An Attleboro mother charged with second-degree murder for starving her baby to death on the orders of her religious sect was acquitted yesterday of murder but convicted of assault and battery, a misdemeanor, which allowed her to walk out of Bristol Superior Court a free woman. The verdict, reached after seven hours of deliberation over two days, infuriated Bristol District Attorney Paul F. Walsh Jr., who said that Karen E. Robidoux's actions could not be excused.
Robidoux, who was held for 35 months awaiting trial, much of that in Taunton State Hospital because she was deemed incompetent to stand trial, said she was happy that things "worked out."
"I'm grateful that people I didn't even know heard my story and everything worked out," said Robidoux, flanked by her defense lawyer, Joseph Krowski, who contended she was psychologically battered and under the control of the insular religious sect led by her husband and father-in-law. "I'm just glad the nightmare door is shut."
The verdict angered Walsh, whose office had successfully prosecuted Robidoux's husband, Jacques, for first-degree murder in the starvation death of their son, Samuel, who died three days short of his first birthday in April 1999 after being denied solid food for 51 days.
In a strongly worded statement, Walsh said the verdict was contradictory, in that it found Robidoux guilty of assault and battery, but not of the death that resulted from her actions.
"This much is certain: Samuel was systematically starved to death before his first birthday by his father and his mother," the statement said. "There is a time to temper justice with mercy. In my view, this wasn't one of them. Individuals are responsible not only to God. Parents have legal responsibilities; feeding your kids is one of them. People have to stop making excuses. Never before in 14 years as district attorney have I been this disturbed by a verdict."
Karen Robidoux was part of a tiny sect called The Body, which was based in Attleboro and comprised three interrelated families.

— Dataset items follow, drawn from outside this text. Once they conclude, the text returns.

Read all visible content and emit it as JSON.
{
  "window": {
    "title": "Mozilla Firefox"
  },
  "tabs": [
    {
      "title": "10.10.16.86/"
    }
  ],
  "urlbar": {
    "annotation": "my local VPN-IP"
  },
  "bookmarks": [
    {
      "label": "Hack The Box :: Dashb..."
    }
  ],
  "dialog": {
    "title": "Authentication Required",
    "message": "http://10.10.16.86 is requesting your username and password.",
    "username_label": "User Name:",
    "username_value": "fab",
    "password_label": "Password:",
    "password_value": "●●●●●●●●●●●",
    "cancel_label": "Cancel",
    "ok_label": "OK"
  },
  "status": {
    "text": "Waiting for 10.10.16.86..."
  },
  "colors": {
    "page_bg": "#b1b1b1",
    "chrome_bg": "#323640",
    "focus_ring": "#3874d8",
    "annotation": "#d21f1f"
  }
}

The group shunned modern medicine and viewed the government and the courts as "Satanic systems."
The group also believed that its members would receive direct messages from God, and it was the prophecy of one member -- Robidoux's sister-in-law Michelle Mingo -- that led to Samuel's death by starvation.
Mingo said that God was unhappy with Robidoux for being vain and said she could only breast feed Samuel, who had begun eating solid food. Robidoux, who was pregnant at the time, was producing little milk. Samuel died 51 days later of starvation.
Karen Robidoux, 28, who faced life imprisonment with the possibility of parole after 15 years if convicted of second-degree murder, walked out of the courthouse after she was sentenced to the time she had served awaiting trial by Superior Court Judge Elizabeth Donovan. The maximum sentence for assault and battery is 2 1/2 years.
The jury of eight men and four women heard testimony from former sect members about Robidoux's life inside the group, where she was viewed as a "baby machine" and the "goat" of the sect's leaders, including her husband.
In a telephone interview, jury foreman Robert Bartolome said the jury searched for proof from prosecutors that Karen Robidoux intended to act jointly with her husband to murder Samuel but could not find it. "Obviously, she was present, but we determined her intent was not to kill the baby," said Bartolome. "If the prosecutor did not bring this case as a joint venture, the results may have been different. I am satisified by the verdict. I feel that she had to bear some responsibility."
Prosecution witnesses testified that Karen Robidoux breast-fed her son for 20 minutes an hour, 24 hours a day, and that she once tried to feed him solid food but the starving infant refused to eat.
In a handwritten account of Samuel Robidoux's death written by his father, Jacques, Karen Robidoux is described as anxious about the fate of her son, but ultimately supportive of the decision not to feed him solid food.
Though she was painted by Krowski during the trial as an isolated, friendless victim of a male-dominated cult, Robidoux had more than 15 relatives and supporters in court yesterday as the verdict came in, including her older sister, Renee Horton, who testified as a prosecution witness. Robidoux was living with Horton and her husband, Daniel, in their Attleboro home when Samuel starved to death.
"There were two victims here, Karen and Samuel," said Horton, who, along with her husband, was given immunity from prosecution and did not lose custody of their children, as have other sect members, including Robidoux. "I think that justice was done."
Karen Robidoux has been free on $100,000 cash bail since last fall and has been living in a Lakeville facility for former members of cults that is operated by Robert Pardon. He was tapped by a juvenile court judge to help decide what authorities should do to protect the children of Body members.
Karen Robidoux had two children while she was a teenager and three more, including Samuel, with Jacques. Her oldest children are living with their fathers, while the two younger children are living with adoptive families in the West, according to Pardon.
Sect members buried Samuel Robidoux and another child of sect members, who was stillborn, in crude wooden coffins in Baxter State Park in Maine, where the remains were dug up by State Police in 2000.
Krowski said he spent sleepless nights debating whether he made the right choice last year when he refused a plea bargain that would have sent Robidoux to prison for 10 years. He finally concluded that a jury would acquit her of murder if they learned of her life. "Karen's story got told," he said.